The prep state playoffs are an odd connection between teams and fans, and teams don't seem to mind because they get that tournament feel - a feel they might never get again.

High school playoffs, and even small colleges, would be much better served with a Final Four set-up, something the community college playoffs have now adopted instead of playing so many games in such a short time. At the NAIA national tournaments, teams, Eastern Oregon and Southern Oregon are in Iowa playing in their national tournament, have to sin five games - in five days for half the tournament, to win their national title.

For starters, at a tournament - both high school and small college, almost none of the games are played at the time from the regular season, when parents and students are most likely to be able to attend a game - that's 7 p.m. or later. Especially for the prep quarterfinals, it drastically reduces the level of team support available for virtually every team, especially ones that are even a moderate distance from the tournament.

And, with a quarterfinal loss, a team is headed for the consolation bracket, which features games that begin as early as 8 a.m. Nyssa, playing in the Class 3A tournament in Pendleton last weekend, lost it's quarterfinal at 1:30 p.m., then won its second game at 8 a.m. the following morning, and played in the fourth-place final - at 8 a.m. Saturday. The Bulldogs, who lost Satuday and finished 17-11 with a sixth-place trophy, played three games in three days and two started before the school day would have even started back home.

But, they probably loved it, because the games had "tournament" attached to them.

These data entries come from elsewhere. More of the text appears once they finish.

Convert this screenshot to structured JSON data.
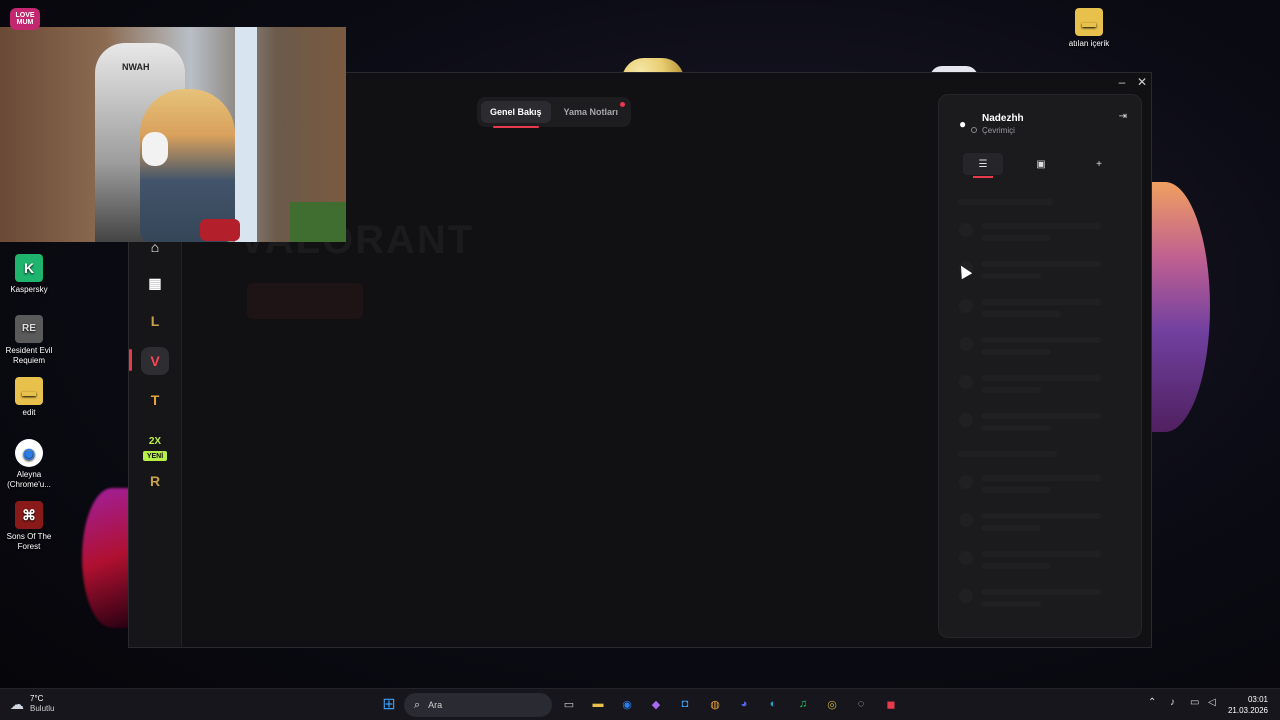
{
  "desktop": {
    "icons": [
      {
        "label": "Kaspersky",
        "glyph": "K",
        "color": "#1fb46e"
      },
      {
        "label": "Resident Evil Requiem",
        "glyph": "RE",
        "color": "#5a5a5a"
      },
      {
        "label": "edit",
        "glyph": "▬",
        "color": "#e8c04c"
      },
      {
        "label": "Aleyna (Chrome'u...",
        "glyph": "◉",
        "color": "#2b7de9"
      },
      {
        "label": "Sons Of The Forest",
        "glyph": "⌘",
        "color": "#8a1a1a"
      },
      {
        "label": "atılan içerik",
        "glyph": "▬",
        "color": "#e8c04c"
      }
    ]
  },
  "webcam": {
    "stream_logo": "LOVE MUM",
    "chair_text": "NWAH"
  },
  "client": {
    "tabs": [
      {
        "label": "Genel Bakış",
        "active": true
      },
      {
        "label": "Yama Notları",
        "active": false,
        "notification": true
      }
    ],
    "ghost_title": "VALORANT",
    "sidebar": [
      {
        "name": "home",
        "glyph": "⌂",
        "color": "#ffffff"
      },
      {
        "name": "library",
        "glyph": "▦",
        "color": "#ffffff"
      },
      {
        "name": "league-of-legends",
        "glyph": "L",
        "color": "#c8a24a"
      },
      {
        "name": "valorant",
        "glyph": "V",
        "color": "#ff4655"
      },
      {
        "name": "teamfight-tactics",
        "glyph": "T",
        "color": "#e9a23b"
      },
      {
        "name": "2xko",
        "glyph": "2X",
        "color": "#b8f04a"
      },
      {
        "name": "runeterra",
        "glyph": "R",
        "color": "#c8a24a"
      }
    ],
    "new_badge": "YENİ",
    "accent": "#e8394d"
  },
  "friends_panel": {
    "user_name": "Nadezhh",
    "status": "Çevrimiçi",
    "tabs": [
      {
        "name": "friends-list",
        "glyph": "☰",
        "active": true
      },
      {
        "name": "messages",
        "glyph": "▣",
        "active": false
      },
      {
        "name": "add-friend",
        "glyph": "+",
        "active": false
      }
    ]
  },
  "taskbar": {
    "weather_temp": "7°C",
    "weather_desc": "Bulutlu",
    "search_placeholder": "Ara",
    "time": "03:01",
    "date": "21.03.2026",
    "apps": [
      {
        "name": "start",
        "glyph": "⊞",
        "color": "#3a9bf0"
      },
      {
        "name": "task-view",
        "glyph": "▭",
        "color": "#cfcfcf"
      },
      {
        "name": "file-explorer",
        "glyph": "▬",
        "color": "#e8c04c"
      },
      {
        "name": "chrome",
        "glyph": "◉",
        "color": "#2b7de9"
      },
      {
        "name": "copilot",
        "glyph": "◆",
        "color": "#a86af0"
      },
      {
        "name": "store",
        "glyph": "◘",
        "color": "#3a9bf0"
      },
      {
        "name": "app-orange",
        "glyph": "◍",
        "color": "#e8a030"
      },
      {
        "name": "discord",
        "glyph": "◕",
        "color": "#5865f2"
      },
      {
        "name": "edge",
        "glyph": "◐",
        "color": "#1ea4c8"
      },
      {
        "name": "spotify",
        "glyph": "♫",
        "color": "#1ed760"
      },
      {
        "name": "app-gold",
        "glyph": "◎",
        "color": "#c8b040"
      },
      {
        "name": "obs",
        "glyph": "◌",
        "color": "#cfcfcf"
      },
      {
        "name": "riot-client",
        "glyph": "◼",
        "color": "#e8394d"
      }
    ]
  }
}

Quarterfinals played at home sites would attract much more attention and bigger crowds basically everywhere, and students would miss less class time, with a Final Four being a lot more vibrant as it would have several days of pre-game anticipation. And, it would be less expensive on the OSAA, which manages the tournaments and reimburses schools for travel and other expenses.

But, the schools and teams don't want it, said OSAA Executive Director Peter Weber.

"We look at it every few years, but the schools ... they really don't support it," he said at the Class 6A tournament Wednesday, acknowledging that a Final Four would be more financially attractive for the OSAA. "They really like the tournaments."

And, Clackamas senior Elly Bankofier said the game itself was the key part of the experience - the Cavaliers having lost to Southridge in the quarterfinals Wednesday at 1:30 p.m. They did have a couple dozen classmates in their student section, who were kept away from them until after they appeared from their lockerroom.

"I like that it was played on a neutral court," she said. "There probably would have been more people at a game at their gym, but I like the way it is with the tournament."

So, a Final Four would be much better for high schools, but the players involved don't want that because for at least one week they get to be athletes 100 percent of the time, and students on the way to making up homework sometime in the future.